Mercy celebrates 125 years in the Ozarks

Wednesday, January 20, 2016

Flag presentations to be held Thursday

In 1891, the Mercy Hospital system was born when the Sisters of Mercy responded to a plea for help in the Ozarks.

Thereafter, three Sisters traveled from St. Louis to Springfield and proceeded to turn an eight-room house into the town's first hospital.

Over the next 125 years, their ministry set out to touch lives in not just one, but several communities spanning southwest Missouri and northwest Arkansas. That system, now called Mercy Springfield Communities, has grown exponentially and now includes six hospitals, three specialty hospitals, nearly 700 doctors, about 10,000 employees and numerous clinic locations.

Though the hospital system is much larger, its mission still remains the same according to current leadership -- to bring to life the healing ministry of Jesus.

"The foundation put in place by the sisters remains solid," said Doug Stroemel, administrator of Mercy Hospital Aurora and Mercy Hospital Cassville. "At every turn, we're improving the technology and services we provide so we can reach more people than ever before."

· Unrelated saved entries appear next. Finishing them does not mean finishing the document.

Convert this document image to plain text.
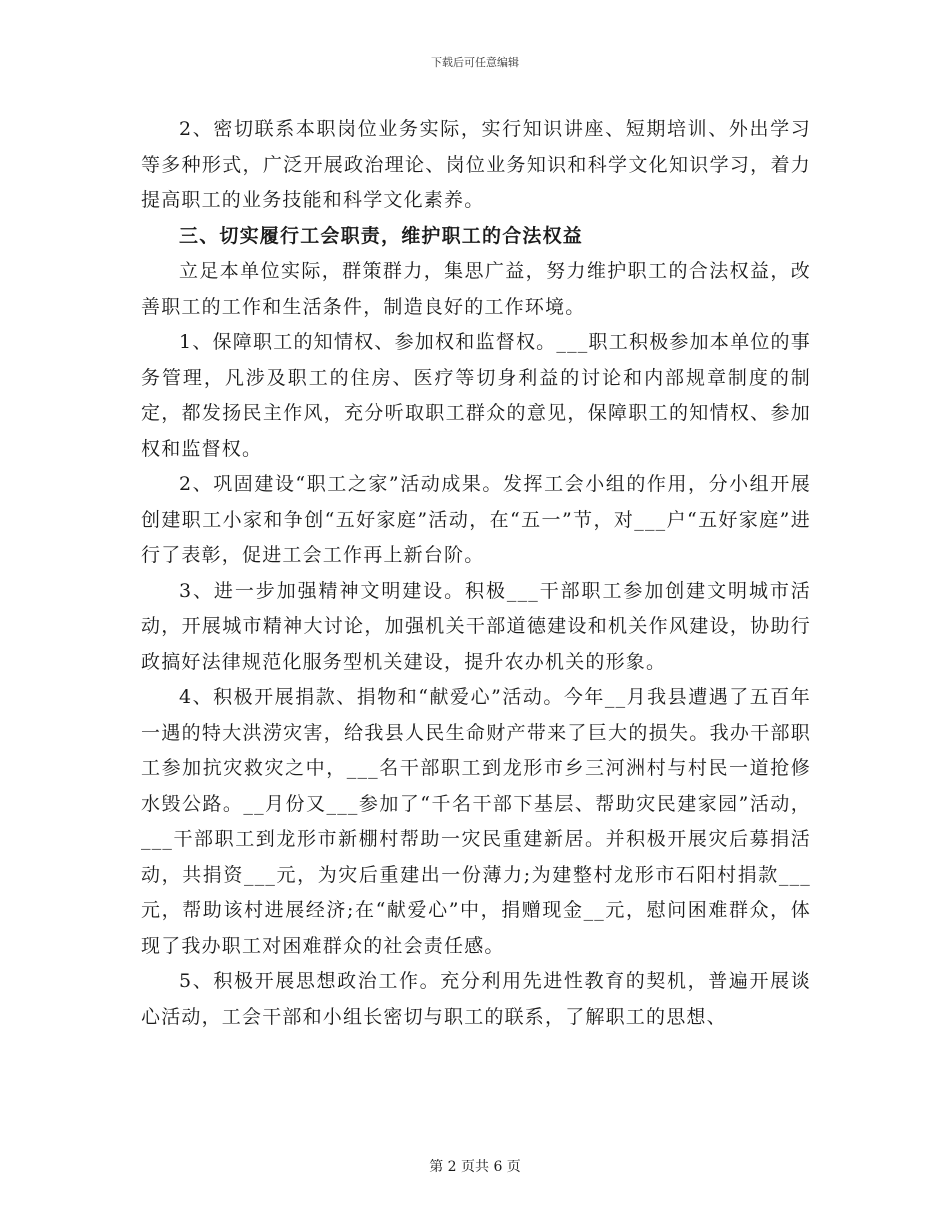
下载后可任意编辑

2、密切联系本职岗位业务实际，实行知识讲座、短期培训、外出学习等多种形式，广泛开展政治理论、岗位业务知识和科学文化知识学习，着力提高职工的业务技能和科学文化素养。

三、切实履行工会职责，维护职工的合法权益

立足本单位实际，群策群力，集思广益，努力维护职工的合法权益，改善职工的工作和生活条件，制造良好的工作环境。

1、保障职工的知情权、参加权和监督权。___职工积极参加本单位的事务管理，凡涉及职工的住房、医疗等切身利益的讨论和内部规章制度的制定，都发扬民主作风，充分听取职工群众的意见，保障职工的知情权、参加权和监督权。

2、巩固建设“职工之家”活动成果。发挥工会小组的作用，分小组开展创建职工小家和争创“五好家庭”活动，在“五一”节，对___户“五好家庭”进行了表彰，促进工会工作再上新台阶。

3、进一步加强精神文明建设。积极___干部职工参加创建文明城市活动，开展城市精神大讨论，加强机关干部道德建设和机关作风建设，协助行政搞好法律规范化服务型机关建设，提升农办机关的形象。

4、积极开展捐款、捐物和“献爱心”活动。今年__月我县遭遇了五百年一遇的特大洪涝灾害，给我县人民生命财产带来了巨大的损失。我办干部职工参加抗灾救灾之中，___名干部职工到龙形市乡三河洲村与村民一道抢修水毁公路。__月份又___参加了“千名干部下基层、帮助灾民建家园”活动，___干部职工到龙形市新棚村帮助一灾民重建新居。并积极开展灾后募捐活动，共捐资___元，为灾后重建出一份薄力;为建整村龙形市石阳村捐款___元，帮助该村进展经济;在“献爱心”中，捐赠现金__元，慰问困难群众，体现了我办职工对困难群众的社会责任感。

5、积极开展思想政治工作。充分利用先进性教育的契机，普遍开展谈心活动，工会干部和小组长密切与职工的联系，了解职工的思想、

第 2 页共 6 页
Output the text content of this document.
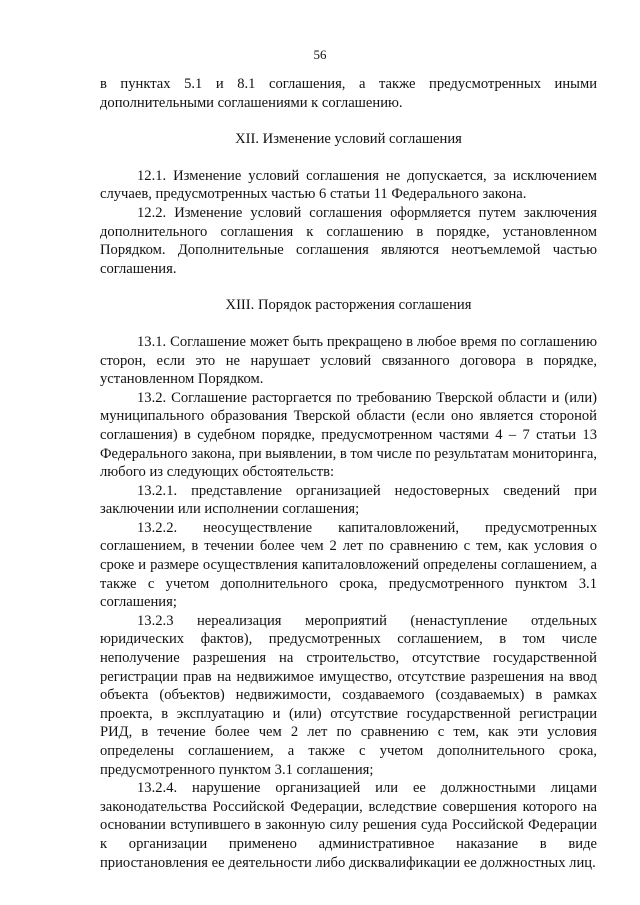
56

в пунктах 5.1 и 8.1 соглашения, а также предусмотренных иными дополнительными соглашениями к соглашению.

XII. Изменение условий соглашения

12.1. Изменение условий соглашения не допускается, за исключением случаев, предусмотренных частью 6 статьи 11 Федерального закона.

12.2. Изменение условий соглашения оформляется путем заключения дополнительного соглашения к соглашению в порядке, установленном Порядком. Дополнительные соглашения являются неотъемлемой частью соглашения.

XIII. Порядок расторжения соглашения

13.1. Соглашение может быть прекращено в любое время по соглашению сторон, если это не нарушает условий связанного договора в порядке, установленном Порядком.

13.2. Соглашение расторгается по требованию Тверской области и (или) муниципального образования Тверской области (если оно является стороной соглашения) в судебном порядке, предусмотренном частями 4 – 7 статьи 13 Федерального закона, при выявлении, в том числе по результатам мониторинга, любого из следующих обстоятельств:

13.2.1. представление организацией недостоверных сведений при заключении или исполнении соглашения;

13.2.2. неосуществление капиталовложений, предусмотренных соглашением, в течении более чем 2 лет по сравнению с тем, как условия о сроке и размере осуществления капиталовложений определены соглашением, а также с учетом дополнительного срока, предусмотренного пунктом 3.1 соглашения;

13.2.3 нереализация мероприятий (ненаступление отдельных юридических фактов), предусмотренных соглашением, в том числе неполучение разрешения на строительство, отсутствие государственной регистрации прав на недвижимое имущество, отсутствие разрешения на ввод объекта (объектов) недвижимости, создаваемого (создаваемых) в рамках проекта, в эксплуатацию и (или) отсутствие государственной регистрации РИД, в течение более чем 2 лет по сравнению с тем, как эти условия определены соглашением, а также с учетом дополнительного срока, предусмотренного пунктом 3.1 соглашения;

13.2.4. нарушение организацией или ее должностными лицами законодательства Российской Федерации, вследствие совершения которого на основании вступившего в законную силу решения суда Российской Федерации к организации применено административное наказание в виде приостановления ее деятельности либо дисквалификации ее должностных лиц.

To celebrate Mercy's 125th year of service in the Ozarks, the hospital will host two special flag presentation ceremonies Thursday. The first is at 11 a.m. at Mercy Hospital Aurora, located at 500 S. Porter Ave, in the Carol Morris Conference Room. The second is at 3 p.m. at Mercy Hospital Cassville, located at 94 Main St., in Conference Room C.

Each ceremony will include a symbolic flag presentation by two of Mercy's long-standing employees, George Roden and Linda Cooper, who have each been with the Mercy system for 35 years. There will also be a special address, invocation, an anniversary message by Sister Cabrini Koelsch and a prayer. Refreshments will be served immediately following each event.

"It's not an American flag, it's a commemorative Mercy flag celebrating the 125 years," Stroemel said. "It's an additional flag that we will be hoisting. We'll have the presentation of the flag, then after, we will be flying the flags for the remainder of this year for the anniversary.

"It's a white flag with the Mercy logo. We'll have two of our coworkers with the most years of service presenting flag."

Stroemel said as an administrator and employee, he was proud to be a part of the common mission of Mercy and meeting the needs of the community to provide services.

"We are one of five regional facilities in the Springfield Community," he said. "We're really proud to be part of Mercy, and of the ability to be able to continue the heritage of the Sisters of Mercy and of when we talk about that, safe, quality, compassionate and exceptional service.

"I think we're steadfast in that we want to always be able to provide that care, but also meet the needs of our community. And, we're always listening to the needs of the community."

One example of that, Stoemel said, has been outreach services. For instance, because local residents are a significant driving distance away from the nearest major hospital, Mercy responded to that need by having a general surgeon, ear, nose and throat specialists, cardiologist, podiatrist and occupational medicine specialist visit locally.

"We're really proud of our team of physicians and coworkers," Stroemel said. "We have a great team in all of our facilities that work so diligently to provide excellent care and meet the needs of the residents of our communities."

Stroemel also said there are numerous benefits to being part of a large system like Mercy, such as group purchasing benefits for supplies and drugs, and a comprehensive electronic system to access and manage health records, among others.

"All those things would be different if we were an independent, free-standing hospital," he said.

The community is invited to attend both celebrations.